Nigeria’s ambition to raise $5 billion in startup funding by 2027 is looking increasingly unrealistic as investment in the country’s tech ecosystem continues to decline. The goal, set by the Minister of Communications, Innovation, and Digital Economy, Dr. Bosun Tijani, relied on a consistent 50% annual growth in funding from the $1.2 billion raised in 2022. However, data from 2023 to Q1 2025 shows a downward trend, with only $400 million raised annually in 2023 and 2024, and just $100 million secured in Q1 2025.
The funding drought is not isolated to Nigeria but reflects a broader global trend. Analysts attribute the decline to higher global interest rates and shifting investor interest toward emerging sectors such as artificial intelligence and blockchain. Nigerian entrepreneurs who once thrived on foreign capital are now being urged to seek local investors as venture capital becomes increasingly scarce worldwide. Startups like Kippa, which raised millions during the boom years, acknowledge the changing landscape and stress the need for internal funding strategies.

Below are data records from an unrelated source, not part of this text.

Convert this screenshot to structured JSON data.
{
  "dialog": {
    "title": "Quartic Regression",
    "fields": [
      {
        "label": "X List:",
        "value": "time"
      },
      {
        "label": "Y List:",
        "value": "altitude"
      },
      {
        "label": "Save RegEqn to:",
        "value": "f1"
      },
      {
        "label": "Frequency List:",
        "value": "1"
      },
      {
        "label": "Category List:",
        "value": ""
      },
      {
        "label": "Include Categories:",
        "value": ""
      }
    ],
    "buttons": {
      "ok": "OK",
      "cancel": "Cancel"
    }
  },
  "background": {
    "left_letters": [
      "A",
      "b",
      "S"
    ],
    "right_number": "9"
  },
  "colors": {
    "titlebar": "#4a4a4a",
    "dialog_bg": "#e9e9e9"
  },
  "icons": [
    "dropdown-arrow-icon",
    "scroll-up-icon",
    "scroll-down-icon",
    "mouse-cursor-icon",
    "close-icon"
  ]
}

In addition to limited funding, Nigerian startups face policy and regulatory obstacles that are further discouraging investment. Reports have highlighted persistent challenges like unstable power supply, sudden policy shifts, and government levies on digital transactions, all of which have negatively impacted fintechs and tech innovators. The regulatory environment has led some startups to alter their business models to align with evolving government policies, a move that has sometimes deterred international investors.

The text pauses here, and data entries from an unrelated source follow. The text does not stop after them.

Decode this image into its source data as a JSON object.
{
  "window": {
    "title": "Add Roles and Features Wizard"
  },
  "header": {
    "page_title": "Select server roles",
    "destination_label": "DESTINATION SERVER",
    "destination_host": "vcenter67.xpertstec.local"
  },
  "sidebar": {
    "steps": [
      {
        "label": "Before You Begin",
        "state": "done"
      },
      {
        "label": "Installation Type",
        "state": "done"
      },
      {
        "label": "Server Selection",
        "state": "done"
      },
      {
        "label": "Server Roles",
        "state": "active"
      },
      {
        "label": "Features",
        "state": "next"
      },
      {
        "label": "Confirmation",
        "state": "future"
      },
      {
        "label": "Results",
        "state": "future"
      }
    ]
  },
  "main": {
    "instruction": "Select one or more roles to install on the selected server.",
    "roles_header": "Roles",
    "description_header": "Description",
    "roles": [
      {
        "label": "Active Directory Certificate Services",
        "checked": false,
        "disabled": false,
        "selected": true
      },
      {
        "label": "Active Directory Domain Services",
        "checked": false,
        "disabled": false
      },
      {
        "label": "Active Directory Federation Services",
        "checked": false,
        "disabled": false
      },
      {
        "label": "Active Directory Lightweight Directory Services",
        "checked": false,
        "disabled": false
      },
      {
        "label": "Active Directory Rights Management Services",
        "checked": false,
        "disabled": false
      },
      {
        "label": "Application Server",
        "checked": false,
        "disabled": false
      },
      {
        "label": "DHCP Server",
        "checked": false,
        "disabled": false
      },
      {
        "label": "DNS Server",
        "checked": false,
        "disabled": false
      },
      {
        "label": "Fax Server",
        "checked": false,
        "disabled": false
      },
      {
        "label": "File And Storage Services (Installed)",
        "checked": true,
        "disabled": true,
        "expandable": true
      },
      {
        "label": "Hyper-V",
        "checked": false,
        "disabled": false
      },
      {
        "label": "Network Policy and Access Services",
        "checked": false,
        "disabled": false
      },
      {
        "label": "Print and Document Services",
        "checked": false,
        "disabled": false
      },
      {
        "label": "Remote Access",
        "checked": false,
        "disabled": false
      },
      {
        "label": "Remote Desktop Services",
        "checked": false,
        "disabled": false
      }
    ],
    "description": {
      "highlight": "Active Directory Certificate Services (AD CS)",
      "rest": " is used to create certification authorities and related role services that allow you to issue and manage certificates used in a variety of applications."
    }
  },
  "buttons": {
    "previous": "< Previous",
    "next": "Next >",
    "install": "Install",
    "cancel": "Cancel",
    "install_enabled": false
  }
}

To counter the funding gap, the government is banking on the Nigeria Startup Act, signed into law in 2022, to stimulate growth. The Act aims to formalize and support the startup ecosystem through incentives, regulatory easing, and funding mechanisms. Key elements of the Act include startup labeling, a digital support portal, and eligibility standards for startup status. The implementation so far includes the registration of 75 startups and the establishment of a $40 million seed fund, half of which has been secured from the Japan International Cooperation Agency.

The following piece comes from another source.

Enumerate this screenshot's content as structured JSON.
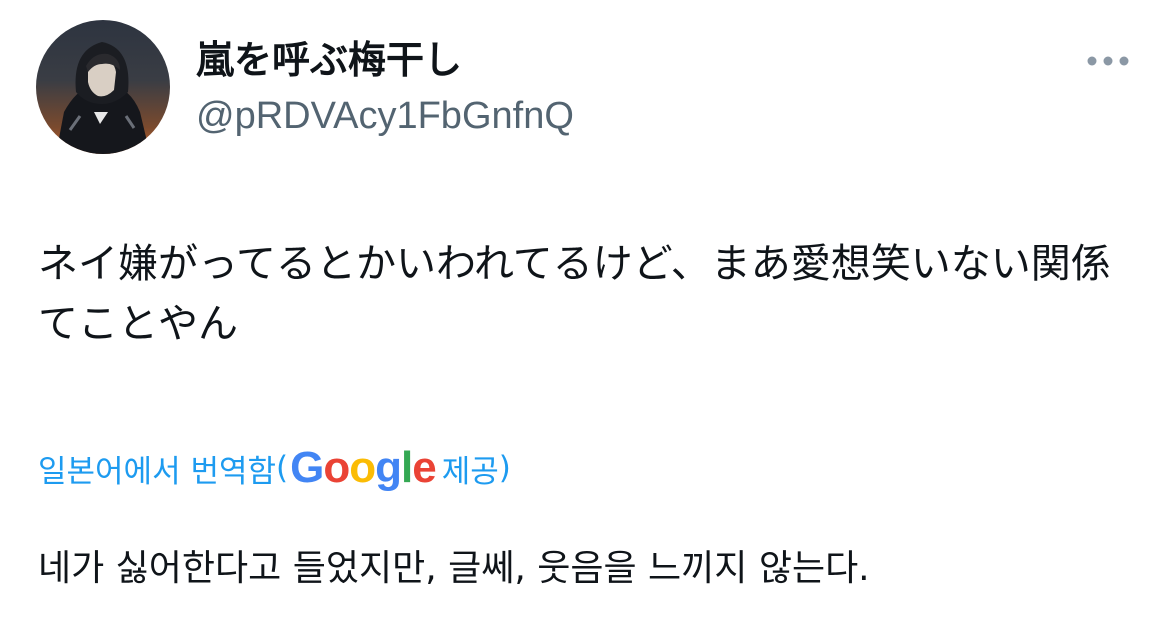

Despite these efforts, much of the initiative remains in its infancy. While the government is optimistic that the Act will unlock more local capital and attract global partnerships, analysts caution that more urgent action is needed. Removing regulatory bottlenecks, ensuring stable policy environments, and expanding funding beyond labelling and forums are critical if Nigeria hopes to reverse the current decline and meet its bold 2027 funding goal.